Edit: here is my EventSource code. I won't post the entire thing because it's quite large. I use another type that calls the EventSource methods and handles formatting of parameters (if the source is enabled in that level). Most method arguments are of type string, there are no objects or other complex types passed around (that handles the other type).

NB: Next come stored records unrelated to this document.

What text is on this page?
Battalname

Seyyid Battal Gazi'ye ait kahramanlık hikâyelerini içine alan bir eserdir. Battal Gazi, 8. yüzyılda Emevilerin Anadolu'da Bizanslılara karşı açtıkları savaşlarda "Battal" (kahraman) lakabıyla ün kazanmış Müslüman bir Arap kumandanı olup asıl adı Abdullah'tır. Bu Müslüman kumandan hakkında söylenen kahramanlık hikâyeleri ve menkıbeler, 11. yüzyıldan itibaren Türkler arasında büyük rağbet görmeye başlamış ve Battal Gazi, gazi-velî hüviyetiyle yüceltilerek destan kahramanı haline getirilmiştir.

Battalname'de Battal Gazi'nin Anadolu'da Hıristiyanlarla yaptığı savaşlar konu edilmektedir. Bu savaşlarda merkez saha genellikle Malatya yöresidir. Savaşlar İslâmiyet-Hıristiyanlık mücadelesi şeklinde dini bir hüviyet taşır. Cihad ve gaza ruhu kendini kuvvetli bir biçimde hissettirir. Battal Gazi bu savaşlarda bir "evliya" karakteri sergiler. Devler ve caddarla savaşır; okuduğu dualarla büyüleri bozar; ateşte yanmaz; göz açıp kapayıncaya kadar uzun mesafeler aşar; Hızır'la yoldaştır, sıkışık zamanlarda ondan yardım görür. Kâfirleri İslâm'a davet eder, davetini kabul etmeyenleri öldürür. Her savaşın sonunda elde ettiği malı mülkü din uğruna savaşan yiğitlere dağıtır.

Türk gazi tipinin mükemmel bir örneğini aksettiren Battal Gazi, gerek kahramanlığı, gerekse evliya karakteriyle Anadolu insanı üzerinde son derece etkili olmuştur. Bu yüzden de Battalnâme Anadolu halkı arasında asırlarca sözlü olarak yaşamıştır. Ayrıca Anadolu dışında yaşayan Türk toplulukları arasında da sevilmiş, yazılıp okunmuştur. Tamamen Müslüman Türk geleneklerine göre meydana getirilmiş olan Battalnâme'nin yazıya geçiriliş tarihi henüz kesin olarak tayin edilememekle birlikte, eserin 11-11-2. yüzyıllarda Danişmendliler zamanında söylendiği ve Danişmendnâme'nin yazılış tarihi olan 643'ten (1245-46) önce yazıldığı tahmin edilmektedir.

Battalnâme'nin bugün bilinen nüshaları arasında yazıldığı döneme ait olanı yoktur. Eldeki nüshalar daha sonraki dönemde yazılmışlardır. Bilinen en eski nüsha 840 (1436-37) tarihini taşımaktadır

[EventSource(Name = "something.Core")]
public sealed class CoreEventSource : EventSource {
    private static readonly CoreEventSource SoleInstance = new CoreEventSource();

    static CoreEventSource() {}
    private CoreEventSource() {}

    public static CoreEventSource Instance {
        get { return SoleInstance; }
    }

    public static EventKeywords AllKeywords = (EventKeywords)(-1);

    public class Keywords {
        public const EventKeywords None = (EventKeywords)(1 << 1);

        public const EventKeywords Infrastructure = (EventKeywords)(1 << 2);
        [...]
    }

    public class Tasks {
        public const EventTask None = EventTask.None;

        // generic operations
        public const EventTask Create = (EventTask)11;
        public const EventTask Update = (EventTask)12;
        public const EventTask Delete = (EventTask)13;
        public const EventTask Get = (EventTask)14;
        public const EventTask Put = (EventTask)15;
        public const EventTask Remove = (EventTask)16;
        public const EventTask Process = (EventTask)17;
    }

    [Event(1, Message = "Initialization of {0} failed: {1}.", Level = EventLevel.Critical, Keywords = Keywords.Infrastructure)]
    public void CriticalInitializationFailure(string component, string details, string exception) {
        this.WriteEvent(1, component, details, exception);
    }

    [Event(2, Message = "[Role '{0}'] Startup: {1}", Level = EventLevel.Informational, Keywords = Keywords.Infrastructure)]
    public void RoleStartup(string roleName, string message) {
        this.WriteEvent(2, roleName, message);
    }

    [Event(3, Message = "[Role '{0}'] Stop failed: {1}.", Level = EventLevel.Error, Keywords = Keywords.Infrastructure)]
    public void RoleStopFailed(string roleName, string details, string exception) {
        this.WriteEvent(3, roleName, details, exception);
    }

    [Event(4, Message = "An unhandled exception occurred.", Level = EventLevel.Critical, Keywords = Keywords.Infrastructure)]
    public void UnhandledException(string exception) {
        this.WriteEvent(4, exception);
    }

    [Event(5, Message = "An unobserved exception occurred in a faulted task.", Level = EventLevel.Critical, Keywords = Keywords.Infrastructure)]
    public void UnobservedTaskException(string exception) {
        this.WriteEvent(5, exception);
    }
    [...]
}

Solution

  • Turns out there were quite a few problems with my EventSource. The first thing I'd recommend to anyone working with ETW is to use the Microsoft TraceEvent Library from NuGet, even if you use System.Diagnostics.Tracing, because it comes with a tool that will verify your EventSource code and notify you about problems.

    I had to fix the following:

    • EventSource names must not contain a period .
    • Task/Opcode pairs must be unique within an EventSource
    • One must not declare a None field in a custom Keywords or Tasks enumeration

    Hope this is of some use to anyone who encounters a similar problem.